Thrill is gone: furrowing is gone
MSNBC’s Chris Matthews, who once said he “felt this furrowing up his leg” about Barack Obama during coverage of the 2008 presidential primary election results with Keith Olbermann, asks what is he going to do his second term … is this as good as it gets?
President Barack Obama Must Define Second Term Goals
Chris Matthews’ transcript:
(About Obama’s run for second term)
Do Something
There is no Peace Corps. There is no Special Forces.
There is no 50-mile hikes. There’s no Moon program.
There’s nothing to root for.
What are we trying to do in this administration?
Why does he want a second term? Would he tell us?
What’s he going to do in the second term? More of this?
Is this it? Is this as good as it gets?
Where are we going? Are we going to do something this second term?
’cause you have to tell us.
He’s not said one thing about what he would do in his second term.
He never tells us what he’s going to do about reforming our health care system, Medicare, Medicaid? How he’s going to reform Social Security. Is he going to deal with long term debt? How? Is he going to reform the tax system? How? Just tell us.
Why are we in this fight with him? Just tell us Commander, just give us our orders. Tell us where we’re going. Just give us the mission. And he hasn’t done it. You know?
And I think it’s the people around him. Too many people around him are like little kids with propellers on their heads. They’re all virtual. Politics … this social networking … I get these e-mails, and you probably get them. I’m tired of getting them. Stop giving me them to me. I want to me people. They’re idea of running a campaign is a virtual universe of sending emails around to people. No it’s not; it’s meeting some people — forging alliances. It’s White House meetings and dinner parties that go on until midnight. And he should be sitting late at night now with senators and members of Congress and governors, working together on how they’re going to win this political fight that’s coming.
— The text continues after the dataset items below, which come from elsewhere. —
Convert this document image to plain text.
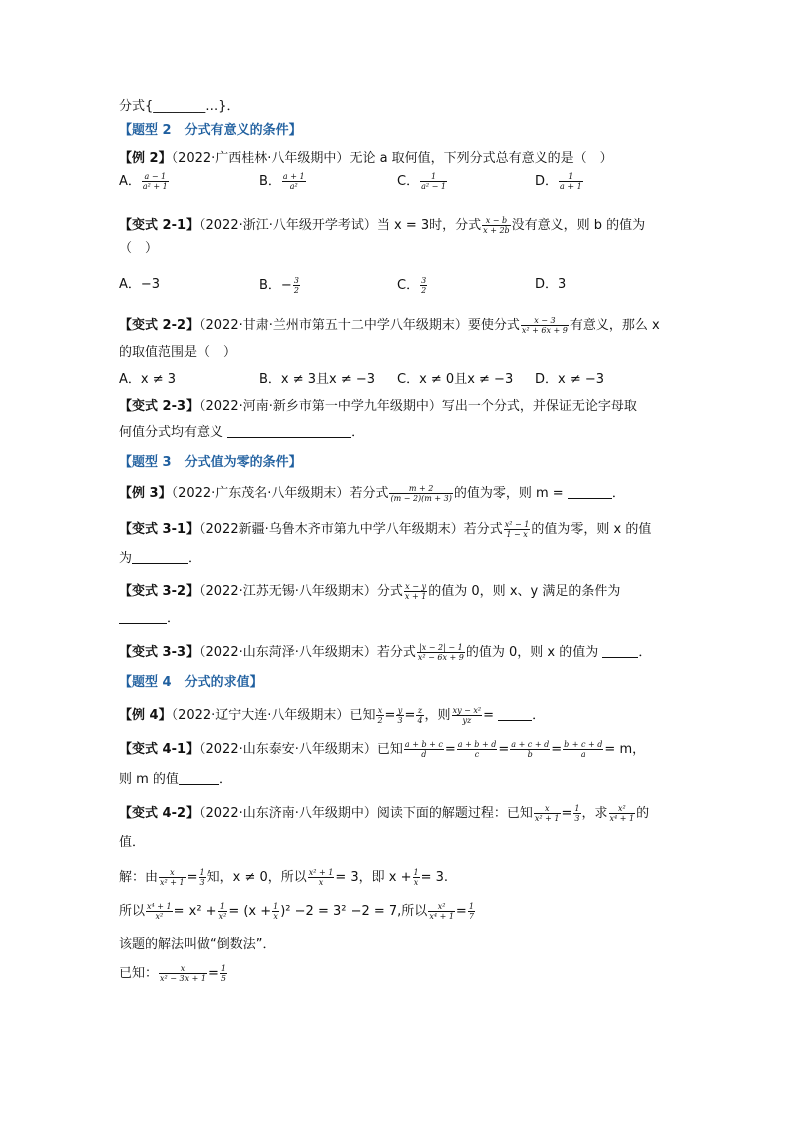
分式{________…}．
【题型 2　分式有意义的条件】
【例 2】（2022·广西桂林·八年级期中）无论 a 取何值，下列分式总有意义的是（　）
A． $\frac{a - 1}{\text{a² + 1}}$	B． $\frac{a + 1}{\text{a²}}$	C． $\frac{1}{\text{a² − 1}}$	D． $\frac{1}{a + 1}$
【变式 2-1】（2022·浙江·八年级开学考试）当 x = 3时，分式 $\frac{x - b}{x + 2b}$ 没有意义，则 b 的值为
（　）
A．−3	B．− $\frac{3}{2}$	C． $\frac{3}{2}$	D．3
【变式 2-2】（2022·甘肃·兰州市第五十二中学八年级期末）要使分式 $\frac{x - 3}{\text{x² + 6x + 9}}$ 有意义，那么 x
的取值范围是（　）
A．x ≠ 3	B．x ≠ 3且x ≠ −3 C．x ≠ 0且x ≠ −3 D．x ≠ −3
【变式 2-3】（2022·河南·新乡市第一中学九年级期中）写出一个分式，并保证无论字母取
何值分式均有意义	．
【题型 3　分式值为零的条件】
【例 3】（2022·广东茂名·八年级期末）若分式 $\frac{m + 2}{(m - 2)(m + 3)}$ 的值为零，则 m =	．
【变式 3-1】（2022新疆·乌鲁木齐市第九中学八年级期末）若分式 $\frac{\text{x² − 1}}{1 - x}$ 的值为零，则 x 的值
为	．
【变式 3-2】（2022·江苏无锡·八年级期末）分式 $\frac{x - y}{x + 1}$ 的值为 0，则 x、y 满足的条件为
．
【变式 3-3】（2022·山东菏泽·八年级期末）若分式 $\frac{|x - 2| - 1}{\text{x² − 6x + 9}}$ 的值为 0，则 x 的值为	．
【题型 4　分式的求值】
【例 4】（2022·辽宁大连·八年级期末）已知 $\frac{x}{2} = \frac{y}{3} = \frac{z}{4}$ ，则 $\frac{\text{xy − x²}}{yz}$ =	．
【变式 4-1】（2022·山东泰安·八年级期末）已知 $\frac{a + b + c}{d} = \frac{a + b + d}{c} = \frac{a + c + d}{b} = \frac{b + c + d}{a} = m$，
则 m 的值	．
【变式 4-2】（2022·山东济南·八年级期中）阅读下面的解题过程：已知 $\frac{x}{\text{x² + 1}} = \frac{1}{3}$ ，求 $\frac{\text{x²}}{\text{x⁴ + 1}}$ 的
值．
解：由 $\frac{x}{\text{x² + 1}} = \frac{1}{3}$ 知，x ≠ 0，所以 $\frac{\text{x² + 1}}{x} = 3$，即 $x + \frac{1}{x} = 3$.
所以 $\frac{\text{x⁴ + 1}}{\text{x²}} = x^2 + \frac{1}{\text{x²}} = (x + \frac{1}{x} )^2 -2 = 3^2 -2 = 7$,所以 $\frac{\text{x²}}{\text{x⁴ + 1}} = \frac{1}{7}$
该题的解法叫做“倒数法”．
已知： $\frac{x}{\text{x² − 3x + 1}} = \frac{1}{5}$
I don’t have the sense that he’s ever had a meeting. I hear stories that you will not believe. Not a single phone call since the last … They don’t call … he never calls. That’s the message. Members of Congress … I keep asking them, ‘When did you hear from him last? [empty, perplexed expression] he doesn’t like their company. That’s a fault, by the way.
Matthews “felt this furrowing up his leg” about Barack Obama during coverage of the 2008 presidential primary election results with Keith Olbermann.